Par une requête introduite par la voie électronique le 6 septembre 2017, Yassine MAHI demande l'annulation et la suspension de l'exécution, selon la procédure d'extrême urgence, de "la décision du 31 août 2017 de le placer «en régime de sécurité particulier individuel»".

Par une requête, introduite par la voie électronique le 21 mars 2018, la partie requérante demande une indemnité réparatrice d'un montant de 5.900 €.

II. Procédure

Un arrêt n° 242.885 du 8 novembre 2018 a rouvert les débats et accordé à la partie requérante le bénéfice de l’assistance judiciaire dans la procédure en annulation.

M. Benoit CUVELIER, premier auditeur chef de section au Conseil d'État, a rédigé un rapport sur la base des articles 13 et 25/3 du règlement général de procédure.

XI - 21.632 - 1/12

‡BBJTNEBBA-BDIGCET‡

Le rapport a été notifié aux parties.

Les parties ont déposé un dernier mémoire.

Par une ordonnance du 28 mai 2019, l'affaire a été fixée à l'audience du 20 juin 2019.

M. Yves HOUYET, conseiller d'État, a fait rapport.

Me Harold SAX, avocat, comparaissant pour la partie requérante, et Me Florence MATTHIS, loco Me Bernard RENSON, avocat, comparaissant pour la partie adverse, ont été entendus en leurs observations.

M. Benoit CUVELIER, premier auditeur chef de section, a été entendu en son avis conforme.

Il est fait application des dispositions relatives à l'emploi des langues, inscrites au titre VI, chapitre II, des lois sur le Conseil d'État, coordonnées le 12 janvier 1973.

III. Faits

Les faits utiles à l'examen du recours sont exposés dans l'arrêt n° 239.106 du 14 septembre 2017.

IV. Les moyens

IV.1. Premier moyen

Le requérant prend un premier moyen du détournement de pouvoir et de la violation de l'article 9 de la Convention de sauvegarde des droits l'homme et des libertés fondamentales, de l'article 19 de la Constitution et des articles 71 et 116, § 1er, de la loi de principes du 12 janvier 2005 concernant l'administration pénitentiaire ainsi que le statut juridique des détenus.
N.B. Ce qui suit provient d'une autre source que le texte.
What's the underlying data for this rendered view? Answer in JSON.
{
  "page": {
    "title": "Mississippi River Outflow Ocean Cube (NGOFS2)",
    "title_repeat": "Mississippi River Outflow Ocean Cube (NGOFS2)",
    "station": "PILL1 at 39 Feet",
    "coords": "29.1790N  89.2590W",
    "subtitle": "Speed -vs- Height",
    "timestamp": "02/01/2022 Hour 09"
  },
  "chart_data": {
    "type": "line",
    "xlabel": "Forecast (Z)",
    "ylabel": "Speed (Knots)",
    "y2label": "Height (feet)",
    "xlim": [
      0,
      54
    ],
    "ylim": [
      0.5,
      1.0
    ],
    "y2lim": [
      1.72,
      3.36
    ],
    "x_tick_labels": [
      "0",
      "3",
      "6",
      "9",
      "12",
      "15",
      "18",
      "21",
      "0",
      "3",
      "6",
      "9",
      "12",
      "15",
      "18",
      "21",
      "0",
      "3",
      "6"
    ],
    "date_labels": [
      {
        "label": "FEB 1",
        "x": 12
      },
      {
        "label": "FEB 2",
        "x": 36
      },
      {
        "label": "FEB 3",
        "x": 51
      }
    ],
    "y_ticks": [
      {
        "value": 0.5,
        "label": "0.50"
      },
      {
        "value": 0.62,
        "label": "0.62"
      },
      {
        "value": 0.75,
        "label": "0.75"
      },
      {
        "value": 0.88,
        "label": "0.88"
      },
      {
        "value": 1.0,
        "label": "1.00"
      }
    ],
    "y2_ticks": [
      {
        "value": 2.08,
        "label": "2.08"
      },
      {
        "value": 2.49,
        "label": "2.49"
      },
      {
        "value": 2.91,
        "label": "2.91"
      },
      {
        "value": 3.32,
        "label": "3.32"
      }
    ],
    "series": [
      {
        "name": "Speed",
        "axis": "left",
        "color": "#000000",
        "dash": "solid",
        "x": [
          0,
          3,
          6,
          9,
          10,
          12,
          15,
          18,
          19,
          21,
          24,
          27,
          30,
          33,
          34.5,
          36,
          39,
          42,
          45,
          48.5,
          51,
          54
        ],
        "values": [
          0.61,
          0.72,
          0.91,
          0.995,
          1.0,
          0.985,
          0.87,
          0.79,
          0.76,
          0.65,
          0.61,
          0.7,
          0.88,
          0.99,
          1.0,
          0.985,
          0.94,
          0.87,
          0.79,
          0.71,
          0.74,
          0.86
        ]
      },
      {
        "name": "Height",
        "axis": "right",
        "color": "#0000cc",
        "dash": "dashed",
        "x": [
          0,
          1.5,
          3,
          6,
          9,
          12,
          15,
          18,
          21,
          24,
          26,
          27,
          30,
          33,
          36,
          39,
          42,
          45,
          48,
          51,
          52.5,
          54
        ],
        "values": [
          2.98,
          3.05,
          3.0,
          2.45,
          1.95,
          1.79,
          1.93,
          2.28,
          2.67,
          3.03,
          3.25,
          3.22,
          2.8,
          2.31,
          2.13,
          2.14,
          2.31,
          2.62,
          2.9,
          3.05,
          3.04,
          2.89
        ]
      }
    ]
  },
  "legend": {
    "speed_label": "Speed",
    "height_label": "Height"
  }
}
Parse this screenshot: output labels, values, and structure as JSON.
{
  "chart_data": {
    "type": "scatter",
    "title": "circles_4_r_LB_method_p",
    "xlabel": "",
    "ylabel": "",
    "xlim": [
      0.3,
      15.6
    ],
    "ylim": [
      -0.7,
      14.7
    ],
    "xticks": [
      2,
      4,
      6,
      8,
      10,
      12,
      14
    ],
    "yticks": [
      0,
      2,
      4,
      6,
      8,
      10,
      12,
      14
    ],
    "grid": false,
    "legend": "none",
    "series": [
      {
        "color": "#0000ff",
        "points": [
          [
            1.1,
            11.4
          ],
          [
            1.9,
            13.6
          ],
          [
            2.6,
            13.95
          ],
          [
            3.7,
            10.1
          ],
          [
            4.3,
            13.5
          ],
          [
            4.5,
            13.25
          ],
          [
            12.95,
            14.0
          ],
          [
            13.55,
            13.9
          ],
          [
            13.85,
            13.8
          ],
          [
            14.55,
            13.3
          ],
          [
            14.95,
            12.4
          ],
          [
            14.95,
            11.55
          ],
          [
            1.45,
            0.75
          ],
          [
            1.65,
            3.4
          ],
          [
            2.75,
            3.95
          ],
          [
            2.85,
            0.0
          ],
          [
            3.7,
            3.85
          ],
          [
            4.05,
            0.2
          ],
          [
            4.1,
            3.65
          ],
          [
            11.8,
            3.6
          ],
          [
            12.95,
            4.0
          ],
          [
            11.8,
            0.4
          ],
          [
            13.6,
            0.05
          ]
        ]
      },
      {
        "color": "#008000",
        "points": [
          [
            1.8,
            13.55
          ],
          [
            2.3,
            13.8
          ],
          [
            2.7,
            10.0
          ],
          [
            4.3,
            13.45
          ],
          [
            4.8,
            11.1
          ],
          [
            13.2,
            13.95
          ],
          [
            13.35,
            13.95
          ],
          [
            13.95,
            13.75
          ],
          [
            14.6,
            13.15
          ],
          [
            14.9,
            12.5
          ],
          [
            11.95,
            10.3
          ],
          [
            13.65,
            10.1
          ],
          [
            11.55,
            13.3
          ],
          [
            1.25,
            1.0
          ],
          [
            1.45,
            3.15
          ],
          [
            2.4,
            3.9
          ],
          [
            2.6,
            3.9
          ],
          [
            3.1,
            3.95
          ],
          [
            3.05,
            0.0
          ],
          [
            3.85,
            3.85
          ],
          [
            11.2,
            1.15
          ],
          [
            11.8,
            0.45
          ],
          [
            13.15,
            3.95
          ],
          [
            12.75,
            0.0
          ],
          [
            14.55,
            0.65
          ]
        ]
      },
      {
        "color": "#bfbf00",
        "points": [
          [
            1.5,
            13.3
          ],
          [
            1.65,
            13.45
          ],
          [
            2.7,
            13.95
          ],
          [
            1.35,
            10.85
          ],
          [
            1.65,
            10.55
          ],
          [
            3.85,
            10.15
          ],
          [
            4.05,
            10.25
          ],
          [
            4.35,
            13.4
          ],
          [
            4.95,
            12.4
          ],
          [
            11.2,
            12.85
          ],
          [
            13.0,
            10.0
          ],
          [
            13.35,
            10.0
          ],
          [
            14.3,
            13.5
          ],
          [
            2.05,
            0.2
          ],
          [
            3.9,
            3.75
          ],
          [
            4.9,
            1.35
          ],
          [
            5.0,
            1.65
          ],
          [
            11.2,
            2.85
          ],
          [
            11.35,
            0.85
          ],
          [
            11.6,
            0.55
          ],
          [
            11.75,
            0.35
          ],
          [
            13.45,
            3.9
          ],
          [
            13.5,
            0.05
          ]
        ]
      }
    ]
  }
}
Le requérant soutient qu'il faut "qu'il ressorte des circonstances concrètes ou de l'attitude du détenu que celui-ci présente une menace constante pour la sécurité et ce n'est que pour contrer cette menace constante, et si toutes les autres mesures se sont révélées insuffisantes, que le Directeur général peut prendre la décision de placer ou maintenir une personne en régime de sécurité particulier

XI - 21.632 - 2/12

‡BBJTNEBBA-BDIGCET‡

individuel", que "la décision ne poursuit pas cet objectif", qu'il "ressort de la décision qu'aucune circonstance ou fait concret établissant une menace constante pour la sécurité n'est repris", que "lors de l'audition préalable, le conseil du requérant a demandé au Directeur de la prison de Lantin si le requérant était un détenu difficile ou violent", que "le Directeur de l'Établissement lui a confirmé que, depuis son arrivée, Monsieur MAHI était un détenu calme dont le comportement ne souffrait pas de critique", que "cet élément a été acté dans le fax que le conseil du requérant a adressé au Directeur général et à la Direction de Lantin, sans être contredit", que "les seuls éléments qui motivent le placement du requérant en régime de sécurité particulier individuel seraient ses «idées extrémistes» et le fait qu'il soit «musulman radicalisé»", que "malgré la demande expresse du conseil du requérant, la Direction générale ne donne aucun contenu à ces notions vagues et ambigües", qu'à "défaut pour la Direction générale de définir en quoi ces notions floues sont compatibles avec la notion de «risque permanent pour la sécurité» la décision ne peut s'interpréter que comme une volonté de restreindre le requérant dans sa liberté de culte et de conscience" et que "cette attitude et cette motivation s'apparentent à un détournement de pouvoir qui viole les droits fondamentaux du détenu".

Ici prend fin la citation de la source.